A trust company is a unique financial institution in the PRC which manages entrusted funds through the issuance of trust units.
Recently, trust companies, with their flexibility in providing customised trust products to meet market demand, have increasingly drawn the attention of both foreign and domestic sponsors, as an alternative investment vehicle, to raise capital from PRC investors.
In particular, trust products for real estate investments have been on the rise. The aggregate amount of trust products for real estate investments issued during the first eight months of 2010 reached over RMB100 billion, more than double the total amount raised in 2009.
With origins dating back to 1979, trust companies have long functioned as an alternative source of finance. They developed rapidly in the 1980s as a result of the lack of regulatory constraints imposed. The number of trust companies reached over 1,000 in 1992.
However, since 2003, the China Banking Regulatory Commission (CBRC), the regulator of trust companies, has been implementing a number of major reforms to the sector.
In 2007, the CBRC issued the Measures on the Administration of Trust Companies and the Measures on the Administration of Trust Plan Using Pooled Funds of Trust Companies (Trust Plan Measures) with a view to transforming these entities from indiscriminate investment companies into companies accountable for the funds entrusted to them by investors.
Subsequent to these regulations, corporate governance structures of trust companies have dramatically improved so that most trust companies now have independent directors, audit committees and risk management committees. Trust companies are subject to on site evaluations by the CBRC that focus on corporate governance, risk controls, regulatory compliance, asset management competencies, solvency, capital adequacy and profitability. Those ranking poorly are subject to follow up evaluations.
A number of trust companies have been dissolved and most of the remainder have been restructured with new equity sourced from domestic, as well as foreign, investors (the latter may hold up to 20 percent of the trust company's capital).
Trust companies are able to assist real estate developers to finance the acquisition cost of land when bank finance may be prohibited or when quotas are exhausted and other sources of capital unavailable.

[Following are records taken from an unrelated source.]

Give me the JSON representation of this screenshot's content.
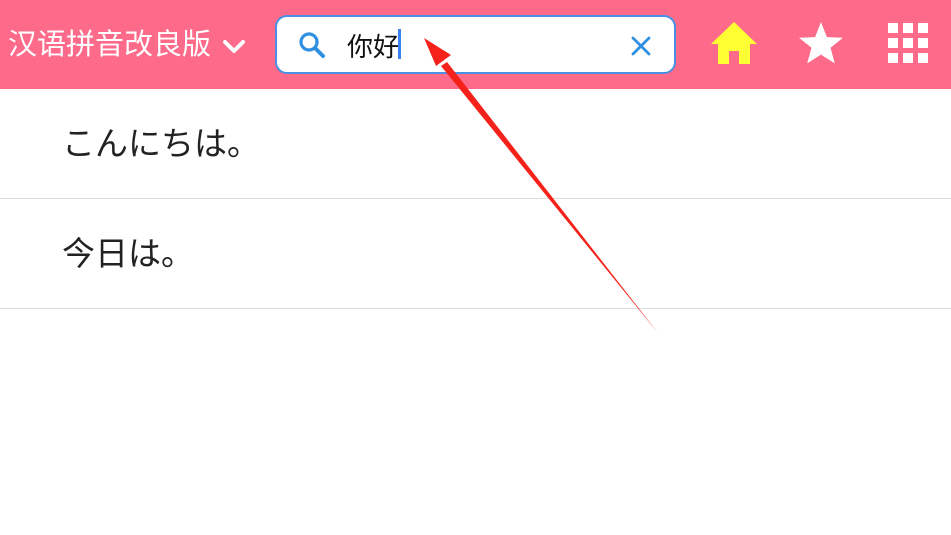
{
  "header": {
    "dictionary_selector": {
      "label": "汉语拼音改良版",
      "icon": "chevron-down-icon"
    },
    "search": {
      "value": "你好",
      "icon": "search-icon",
      "clear_icon": "close-icon"
    },
    "buttons": [
      {
        "name": "home",
        "icon": "home-icon"
      },
      {
        "name": "favorites",
        "icon": "star-icon"
      },
      {
        "name": "apps",
        "icon": "grid-icon"
      }
    ]
  },
  "results": [
    {
      "text": "こんにちは。"
    },
    {
      "text": "今日は。"
    }
  ],
  "colors": {
    "header_bg": "#fd6a8a",
    "search_border": "#4a90e2",
    "search_icon": "#2f8fe0",
    "home_icon": "#ffff33",
    "white_icon": "#ffffff",
    "divider": "#dcdcdc",
    "annotation_arrow": "#f5221b"
  }
}
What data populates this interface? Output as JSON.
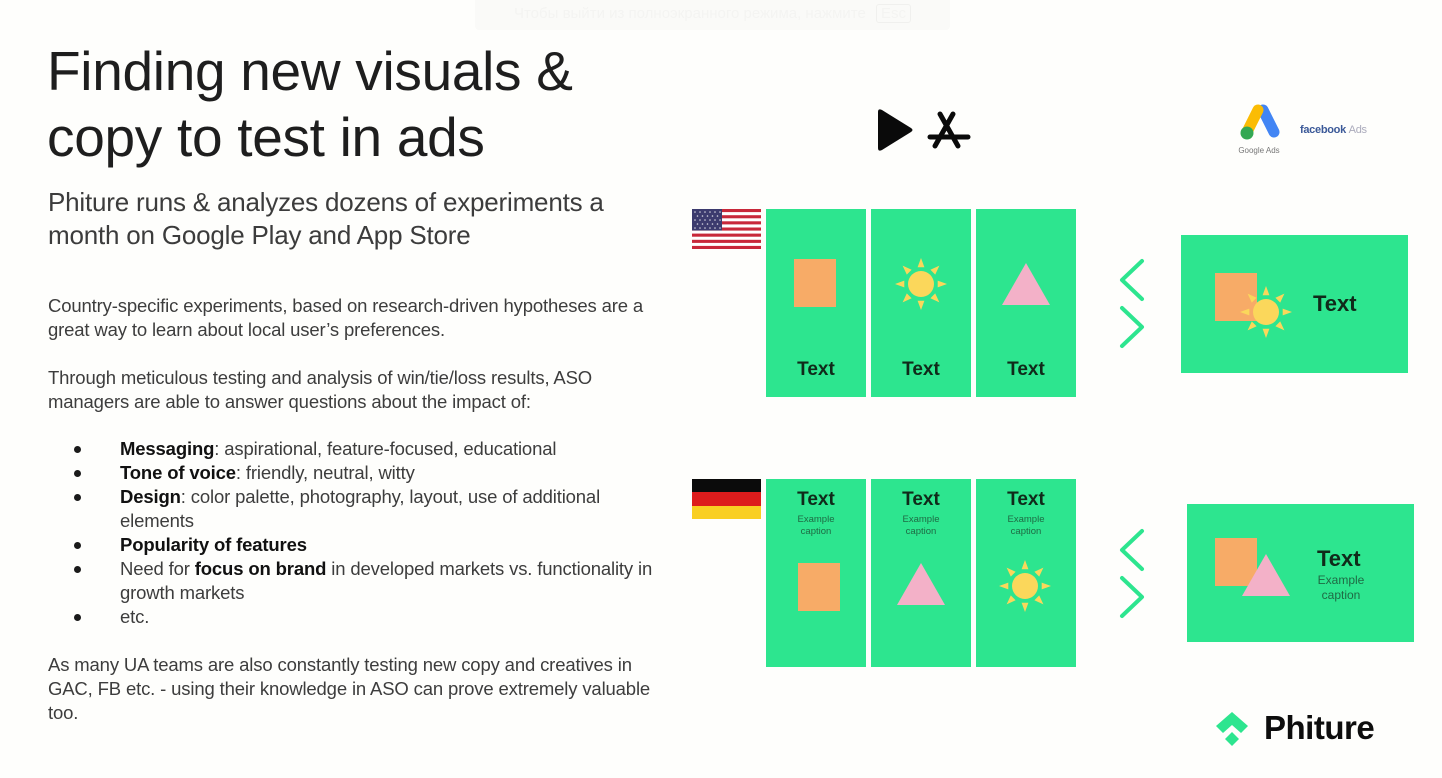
{
  "overlay": {
    "fullscreen_notice": "Чтобы выйти из полноэкранного режима, нажмите",
    "esc_key": "Esc"
  },
  "slide": {
    "title_line1": "Finding new visuals &",
    "title_line2": "copy to test in ads",
    "subtitle": "Phiture runs & analyzes dozens of experiments a month on Google Play and App Store",
    "paragraph1": "Country-specific experiments, based on research-driven hypotheses are a great way to learn about local user’s preferences.",
    "paragraph2": "Through meticulous testing and analysis of win/tie/loss results, ASO managers are able to answer questions about the impact of:",
    "bullets": [
      {
        "bold": "Messaging",
        "rest": ": aspirational, feature-focused, educational"
      },
      {
        "bold": "Tone of voice",
        "rest": ": friendly, neutral, witty"
      },
      {
        "bold": "Design",
        "rest": ": color palette, photography, layout, use of additional elements"
      },
      {
        "bold": "Popularity of features",
        "rest": ""
      },
      {
        "pre": "Need for ",
        "bold": "focus on brand",
        "rest": " in developed markets vs. functionality in growth markets"
      },
      {
        "bold": "",
        "rest": "etc."
      }
    ],
    "paragraph3": "As many UA teams are also constantly testing new copy and creatives in GAC, FB etc. - using their knowledge in ASO can prove extremely valuable too."
  },
  "illustration": {
    "store_icons": [
      "google-play-icon",
      "app-store-icon"
    ],
    "ad_platforms": {
      "google_ads_label": "Google Ads",
      "facebook_label": "facebook",
      "facebook_suffix": "Ads"
    },
    "rows": [
      {
        "country": "United States",
        "flag": "us-flag-icon",
        "cards": [
          {
            "shape": "square",
            "label": "Text"
          },
          {
            "shape": "sun",
            "label": "Text"
          },
          {
            "shape": "triangle",
            "label": "Text"
          }
        ],
        "ad": {
          "shapes": [
            "square",
            "sun"
          ],
          "label": "Text"
        }
      },
      {
        "country": "Germany",
        "flag": "de-flag-icon",
        "cards": [
          {
            "shape": "square",
            "label": "Text",
            "caption": "Example caption"
          },
          {
            "shape": "triangle",
            "label": "Text",
            "caption": "Example caption"
          },
          {
            "shape": "sun",
            "label": "Text",
            "caption": "Example caption"
          }
        ],
        "ad": {
          "shapes": [
            "square",
            "triangle"
          ],
          "label": "Text",
          "caption": "Example caption"
        }
      }
    ],
    "colors": {
      "card_green": "#2de58f",
      "square_orange": "#f7ab67",
      "sun_yellow": "#fbd75b",
      "triangle_pink": "#f3b1c8",
      "chevron_green": "#2de58f"
    }
  },
  "brand": {
    "name": "Phiture",
    "logo_color": "#2de58f"
  }
}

Senior ranking trust certificates entitle holders to a return of up to the coupon rate specified. The rights of junior ranking trust certificates (which are typically held by the developer) to excess returns beyond the capped coupon rate rank after the holders of the senior tranche.
The obligations of the trust company to holders of the senior tranche are capable of being extinguished by call options, exercisable at the option of the developer, to purchase the whole of (1) the senior tranche and (2) the trust company's interest in the project company.
If the holders of the senior tranche are not paid the amounts due, the trust company may enforce the security over (1) the project company's interest in the land or (2) the developer's interest in the project company.
Contrary to the amorphous nature of PRC regulations governing the operations of private equity funds (often in the form of limited partnerships), there is a fairly established legal framework for trust company products.
The 2007 Trust Plan Measures, revised in 2009, provide for prescribed disclosure to investors, the segregation of assets, the fiduciary duties of the trust company and various other requirements, as well as a safe harbour for placing to an unlimited number of high net worth individual investors investing in excess of RMB3 million in such trust products, and qualified institutional investors and up to 50 other qualified individual investors. When promoting trust products, a trust company cannot utilise the public media or market through non-financial institutions. Returns cannot be pre-determined. Any loss suffered from the deployment of entrusted funds must be borne by investors, unless such loss results from the trust company's misconduct.
The CBRC's Operational Guidelines for the Private Equity Investment Trust Business of Trust Companies (2008) further provide that a trust company promoting private equity investment trust products may specify and charge management fees and share profits, but profits can only be distributed to the trust company after the expiry of the term of the trust product if there is profit available for distribution.
With respect to the launch of investment products by trust companies which involve cooperation with banks, the CBRC has issued Guidelines on Business Cooperation (2008), as supplemented by Relevant Matters concerning Business Cooperation (2009) which, inter alia, limited marketing to high net worth individuals.
On 24 August 2010, the CBRC issued new capital adequacy rules, requiring trust companies, with immediate effect, to keep their net capital above RMB200 million. These measures require that a trust company's net capital should not be less than (a) the sum of its capital at risk and (b) 40 percent of its net assets.
It is expected that market demand for real estate investment trust products will continue, thus providing an alternative source for raising capital from PRC investors for real estate investments. However, given the difficulties of forming a trust company and the fact that the CBRC has virtually stopped issuing licenses for new trust companies, a sponsor, whether foreign or domestic, will have to partner with an existing trust company in order to utilise this RMB fundraising platform.